And they're off...

Well, it looks like Jim Rosebrock is off and running with the Antietam Battlefield Guides. He has been in charge just a few months and there has already been a new batch of candidates taking the test. I wish the new folks the best of luck. Interestingly, the written test is usually the 'easy' part. Now they candidates have to prove that they can apply their knowledge. Here are my top ten tips:

  1. Don't talk about anything you can't see.
  2. Try to create an emotional connection between your guest and things you talk about.
  3. Don't mention someone's name unless you will be mentioning them again.
  4. If you insist on mentioning someone by name just once, share a great tidbit about their life (see Ed Bearrs "Fields of Honor")
  5. A story has a beginning, a middle, and an end...hopefully.
  6. Listen.
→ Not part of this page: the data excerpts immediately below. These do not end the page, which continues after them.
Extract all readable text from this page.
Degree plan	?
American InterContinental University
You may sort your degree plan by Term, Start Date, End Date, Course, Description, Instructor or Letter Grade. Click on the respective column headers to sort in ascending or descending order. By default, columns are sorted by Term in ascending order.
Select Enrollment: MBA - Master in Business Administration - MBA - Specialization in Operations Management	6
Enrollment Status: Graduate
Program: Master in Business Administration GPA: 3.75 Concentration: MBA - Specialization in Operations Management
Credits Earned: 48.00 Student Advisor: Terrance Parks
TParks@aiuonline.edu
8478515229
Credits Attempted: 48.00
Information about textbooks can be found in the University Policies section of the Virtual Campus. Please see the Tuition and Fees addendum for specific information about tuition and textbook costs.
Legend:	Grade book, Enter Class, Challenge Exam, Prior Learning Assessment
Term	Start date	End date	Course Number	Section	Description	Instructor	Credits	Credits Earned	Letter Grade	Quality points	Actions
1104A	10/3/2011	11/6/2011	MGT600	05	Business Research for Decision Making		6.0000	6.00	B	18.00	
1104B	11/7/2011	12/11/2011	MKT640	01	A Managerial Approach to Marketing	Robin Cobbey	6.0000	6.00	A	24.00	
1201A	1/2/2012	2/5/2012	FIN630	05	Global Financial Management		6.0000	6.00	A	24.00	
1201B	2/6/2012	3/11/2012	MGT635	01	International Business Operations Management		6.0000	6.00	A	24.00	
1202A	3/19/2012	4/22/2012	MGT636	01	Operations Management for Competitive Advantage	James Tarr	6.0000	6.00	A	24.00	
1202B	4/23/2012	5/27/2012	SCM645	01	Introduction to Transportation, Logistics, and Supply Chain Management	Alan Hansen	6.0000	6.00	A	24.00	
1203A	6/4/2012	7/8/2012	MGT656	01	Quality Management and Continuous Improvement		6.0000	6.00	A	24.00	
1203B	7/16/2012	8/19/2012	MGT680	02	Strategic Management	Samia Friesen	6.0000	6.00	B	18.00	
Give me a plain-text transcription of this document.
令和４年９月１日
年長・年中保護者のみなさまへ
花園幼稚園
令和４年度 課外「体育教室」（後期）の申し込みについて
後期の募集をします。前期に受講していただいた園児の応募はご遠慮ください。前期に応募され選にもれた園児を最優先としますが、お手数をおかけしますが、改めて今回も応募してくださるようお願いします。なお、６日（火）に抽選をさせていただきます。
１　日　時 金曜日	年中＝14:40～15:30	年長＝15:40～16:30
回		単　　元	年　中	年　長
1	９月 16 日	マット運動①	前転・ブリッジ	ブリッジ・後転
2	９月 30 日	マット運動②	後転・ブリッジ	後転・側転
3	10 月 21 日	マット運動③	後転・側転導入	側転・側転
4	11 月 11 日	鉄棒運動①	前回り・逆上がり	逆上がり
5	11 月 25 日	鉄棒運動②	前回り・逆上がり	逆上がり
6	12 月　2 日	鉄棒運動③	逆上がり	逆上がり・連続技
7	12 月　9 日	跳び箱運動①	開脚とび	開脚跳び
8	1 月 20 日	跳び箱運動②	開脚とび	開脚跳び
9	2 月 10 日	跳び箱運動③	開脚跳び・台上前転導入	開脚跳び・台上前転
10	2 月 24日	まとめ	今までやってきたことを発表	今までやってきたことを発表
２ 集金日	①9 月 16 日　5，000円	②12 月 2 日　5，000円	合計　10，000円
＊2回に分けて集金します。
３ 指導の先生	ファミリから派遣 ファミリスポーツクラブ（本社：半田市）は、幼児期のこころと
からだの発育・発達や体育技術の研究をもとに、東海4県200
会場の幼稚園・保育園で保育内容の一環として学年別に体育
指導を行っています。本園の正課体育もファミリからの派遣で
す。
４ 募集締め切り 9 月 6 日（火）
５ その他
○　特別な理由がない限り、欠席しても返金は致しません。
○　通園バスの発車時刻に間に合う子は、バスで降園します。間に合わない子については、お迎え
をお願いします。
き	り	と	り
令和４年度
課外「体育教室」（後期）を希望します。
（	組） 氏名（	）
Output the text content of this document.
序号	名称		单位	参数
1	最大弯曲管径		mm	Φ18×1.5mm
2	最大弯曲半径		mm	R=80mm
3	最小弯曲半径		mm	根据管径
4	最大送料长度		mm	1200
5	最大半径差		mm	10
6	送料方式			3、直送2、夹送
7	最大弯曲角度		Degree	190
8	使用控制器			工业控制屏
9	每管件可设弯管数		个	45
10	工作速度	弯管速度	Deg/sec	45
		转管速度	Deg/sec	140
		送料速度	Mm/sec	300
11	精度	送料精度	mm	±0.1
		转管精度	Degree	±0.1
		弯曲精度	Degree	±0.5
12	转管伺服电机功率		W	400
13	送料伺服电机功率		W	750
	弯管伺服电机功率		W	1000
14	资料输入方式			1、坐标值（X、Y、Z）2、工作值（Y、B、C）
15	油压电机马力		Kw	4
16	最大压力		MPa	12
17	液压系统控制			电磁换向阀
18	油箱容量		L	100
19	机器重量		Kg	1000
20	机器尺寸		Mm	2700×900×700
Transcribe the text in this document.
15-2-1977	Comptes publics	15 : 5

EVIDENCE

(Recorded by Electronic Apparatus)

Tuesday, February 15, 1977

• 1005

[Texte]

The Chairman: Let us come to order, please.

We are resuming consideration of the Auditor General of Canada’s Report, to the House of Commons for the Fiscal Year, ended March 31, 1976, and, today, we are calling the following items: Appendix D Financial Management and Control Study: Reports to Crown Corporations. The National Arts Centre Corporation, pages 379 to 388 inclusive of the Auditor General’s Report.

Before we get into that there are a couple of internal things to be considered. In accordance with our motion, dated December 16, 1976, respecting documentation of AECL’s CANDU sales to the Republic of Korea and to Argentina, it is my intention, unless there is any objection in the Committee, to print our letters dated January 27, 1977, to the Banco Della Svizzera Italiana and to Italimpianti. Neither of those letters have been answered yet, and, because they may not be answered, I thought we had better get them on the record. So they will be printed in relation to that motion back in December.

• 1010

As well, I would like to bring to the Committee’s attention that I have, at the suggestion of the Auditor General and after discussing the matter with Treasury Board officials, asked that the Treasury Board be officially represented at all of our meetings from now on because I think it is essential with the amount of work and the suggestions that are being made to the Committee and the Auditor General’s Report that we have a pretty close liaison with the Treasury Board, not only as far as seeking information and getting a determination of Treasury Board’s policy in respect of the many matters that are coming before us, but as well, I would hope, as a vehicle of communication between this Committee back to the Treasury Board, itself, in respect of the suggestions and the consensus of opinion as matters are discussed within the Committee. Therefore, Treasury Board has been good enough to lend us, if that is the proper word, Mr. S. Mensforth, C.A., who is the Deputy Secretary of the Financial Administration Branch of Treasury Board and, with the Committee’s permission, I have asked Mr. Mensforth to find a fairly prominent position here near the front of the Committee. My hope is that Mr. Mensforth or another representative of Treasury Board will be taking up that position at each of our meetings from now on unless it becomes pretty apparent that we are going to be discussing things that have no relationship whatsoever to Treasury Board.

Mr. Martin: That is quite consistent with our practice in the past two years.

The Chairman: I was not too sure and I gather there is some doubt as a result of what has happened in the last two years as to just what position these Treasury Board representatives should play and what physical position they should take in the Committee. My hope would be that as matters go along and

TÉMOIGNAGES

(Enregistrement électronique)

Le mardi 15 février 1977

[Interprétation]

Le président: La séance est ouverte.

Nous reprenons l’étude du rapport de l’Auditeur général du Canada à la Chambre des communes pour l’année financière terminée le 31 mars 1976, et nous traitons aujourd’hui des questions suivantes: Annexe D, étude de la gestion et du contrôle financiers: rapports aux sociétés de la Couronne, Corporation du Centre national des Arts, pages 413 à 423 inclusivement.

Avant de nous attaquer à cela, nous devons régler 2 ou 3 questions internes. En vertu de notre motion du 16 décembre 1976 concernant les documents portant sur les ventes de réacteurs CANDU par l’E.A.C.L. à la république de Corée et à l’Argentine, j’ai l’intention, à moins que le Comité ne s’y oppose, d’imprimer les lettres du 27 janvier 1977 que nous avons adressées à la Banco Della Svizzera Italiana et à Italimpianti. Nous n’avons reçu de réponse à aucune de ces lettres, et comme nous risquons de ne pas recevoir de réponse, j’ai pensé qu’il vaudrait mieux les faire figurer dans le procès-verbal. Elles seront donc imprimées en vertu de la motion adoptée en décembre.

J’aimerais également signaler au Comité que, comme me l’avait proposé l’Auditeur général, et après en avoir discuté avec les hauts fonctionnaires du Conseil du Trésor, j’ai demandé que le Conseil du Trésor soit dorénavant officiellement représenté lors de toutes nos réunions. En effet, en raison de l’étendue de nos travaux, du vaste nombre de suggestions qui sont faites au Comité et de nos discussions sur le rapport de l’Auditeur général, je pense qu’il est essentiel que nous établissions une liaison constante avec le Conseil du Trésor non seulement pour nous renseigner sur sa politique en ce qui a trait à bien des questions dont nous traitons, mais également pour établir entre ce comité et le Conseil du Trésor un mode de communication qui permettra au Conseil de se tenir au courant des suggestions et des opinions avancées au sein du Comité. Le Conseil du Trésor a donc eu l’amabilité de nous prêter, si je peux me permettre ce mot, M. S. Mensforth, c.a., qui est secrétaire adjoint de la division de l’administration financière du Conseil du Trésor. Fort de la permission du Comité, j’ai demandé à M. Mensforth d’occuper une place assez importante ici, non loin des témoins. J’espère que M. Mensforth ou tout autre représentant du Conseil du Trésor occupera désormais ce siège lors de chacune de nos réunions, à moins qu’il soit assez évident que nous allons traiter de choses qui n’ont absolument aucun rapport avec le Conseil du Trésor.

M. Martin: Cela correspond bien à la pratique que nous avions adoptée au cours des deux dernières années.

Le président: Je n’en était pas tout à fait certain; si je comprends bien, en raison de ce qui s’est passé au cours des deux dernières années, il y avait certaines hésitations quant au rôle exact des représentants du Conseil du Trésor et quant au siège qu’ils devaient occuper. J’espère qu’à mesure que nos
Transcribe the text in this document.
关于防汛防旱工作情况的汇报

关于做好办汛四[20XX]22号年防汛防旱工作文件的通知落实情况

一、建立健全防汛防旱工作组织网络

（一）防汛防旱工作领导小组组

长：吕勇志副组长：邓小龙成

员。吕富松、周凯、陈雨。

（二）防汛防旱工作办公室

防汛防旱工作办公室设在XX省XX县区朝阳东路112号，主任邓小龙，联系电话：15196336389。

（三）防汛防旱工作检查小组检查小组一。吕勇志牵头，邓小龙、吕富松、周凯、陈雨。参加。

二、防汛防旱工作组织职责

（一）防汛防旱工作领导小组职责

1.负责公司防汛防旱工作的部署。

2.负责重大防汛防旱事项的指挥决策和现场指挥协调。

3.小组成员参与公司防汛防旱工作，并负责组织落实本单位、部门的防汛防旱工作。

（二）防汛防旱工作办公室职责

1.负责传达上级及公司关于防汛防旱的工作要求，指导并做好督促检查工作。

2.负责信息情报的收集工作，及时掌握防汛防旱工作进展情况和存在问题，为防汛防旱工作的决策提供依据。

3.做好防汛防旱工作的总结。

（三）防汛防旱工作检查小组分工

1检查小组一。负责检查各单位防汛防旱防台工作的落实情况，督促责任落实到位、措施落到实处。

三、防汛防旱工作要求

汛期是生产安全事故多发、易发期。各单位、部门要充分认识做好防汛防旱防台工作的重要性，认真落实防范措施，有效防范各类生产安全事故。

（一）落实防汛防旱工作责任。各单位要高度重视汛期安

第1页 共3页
Talk a little. Listen....(meaning: know when to shut up.) See above.
  7. Have a point of view. Express it with humility and in context.
  8. Speaking of context, start every new location with context, eg. time of day, troops locations.
  9. Speaking of Hitchcock: “The essential fact is to get real suspense you must let the audience have information." Tell the end of the story and then tell the story. Constant reminders of this looming danger will build suspense.
  10. But not too much info. Keep it simple. As Hitchcock says, “what is drama, after all, but life with the dull bits cut out…”

Feel free to ignore my advice and/or give me some. But most of all, relax and have fun.